We went from there to Bandon, which is on the coast. I’m just like a kid as we are approaching an ocean—I get all excited and can’t wait until I get my first glimpse of water. Then we drove down Hwy 101 which has spectacular views of the ocean. I lived in several of those towns, so remembered some of the places. We even found an old run-down school that I attended for first grade in Langlois. We stayed for two nights in Crescent City. We were able to walk along the ocean a couple times. I love walking barefoot in the sand with the waves lapping at my feet. We could even hear the seals barking out on the rocks.

We continued down Hwy 101 which is beautiful; first, the Oregon and northern California coast is really rugged with lots of rocks and cliffs and second, that’s redwood country—so there are the huge redwoods all around. We left Hwy 101 to go on Hwy 1, which winds through the coastal mountains and redwoods—it’s beautiful, but slow going. We stayed in Fort Bragg which sits on a cliff. One morning, we had some time, so sat out on the cliff and just watched the waves crashing into the rocks and swirling around. We also ate at a restaurant called the Cliff House—which is build on the cliff and has tiered seats, so everyone had a beautiful view. Although it got foggy every evening—we didn’t see a good sunset, but the mornings were clear.

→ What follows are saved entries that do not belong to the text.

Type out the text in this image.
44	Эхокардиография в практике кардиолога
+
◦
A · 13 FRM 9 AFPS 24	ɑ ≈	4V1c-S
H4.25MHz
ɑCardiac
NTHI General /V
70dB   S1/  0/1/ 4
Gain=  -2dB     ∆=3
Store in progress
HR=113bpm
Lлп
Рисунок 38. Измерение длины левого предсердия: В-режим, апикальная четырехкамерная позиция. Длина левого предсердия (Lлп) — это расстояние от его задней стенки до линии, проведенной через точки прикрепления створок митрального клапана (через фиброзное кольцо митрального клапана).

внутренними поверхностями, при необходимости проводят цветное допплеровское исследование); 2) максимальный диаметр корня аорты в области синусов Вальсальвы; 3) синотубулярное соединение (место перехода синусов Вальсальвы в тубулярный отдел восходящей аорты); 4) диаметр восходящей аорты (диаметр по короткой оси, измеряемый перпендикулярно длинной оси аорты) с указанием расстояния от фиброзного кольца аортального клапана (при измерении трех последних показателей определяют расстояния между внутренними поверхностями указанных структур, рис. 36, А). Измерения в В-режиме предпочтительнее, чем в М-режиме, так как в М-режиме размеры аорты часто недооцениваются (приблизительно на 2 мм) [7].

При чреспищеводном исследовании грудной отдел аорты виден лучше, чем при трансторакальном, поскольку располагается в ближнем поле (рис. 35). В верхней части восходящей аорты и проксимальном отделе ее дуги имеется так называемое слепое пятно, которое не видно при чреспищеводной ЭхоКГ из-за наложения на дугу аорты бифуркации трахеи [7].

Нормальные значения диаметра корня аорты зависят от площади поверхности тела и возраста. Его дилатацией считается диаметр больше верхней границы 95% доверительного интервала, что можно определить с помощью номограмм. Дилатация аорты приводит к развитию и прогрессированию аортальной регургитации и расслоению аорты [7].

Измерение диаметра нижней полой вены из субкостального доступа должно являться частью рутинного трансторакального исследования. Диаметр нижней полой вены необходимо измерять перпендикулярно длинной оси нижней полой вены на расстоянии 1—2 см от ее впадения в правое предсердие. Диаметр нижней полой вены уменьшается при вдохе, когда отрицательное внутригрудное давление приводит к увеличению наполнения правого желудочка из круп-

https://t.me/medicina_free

We left the coast to head back to Sacramento, stopping at a couple places in central California. Boy, is it dry there—most of the fields have long brown grass unless they are being irrigated. I can see why there are so many fires happening out there. We had an uneventful trip home. But flew in to Hibbing, so got to see Naomi and her family, and then Ross and Richard came—so we had a great visit.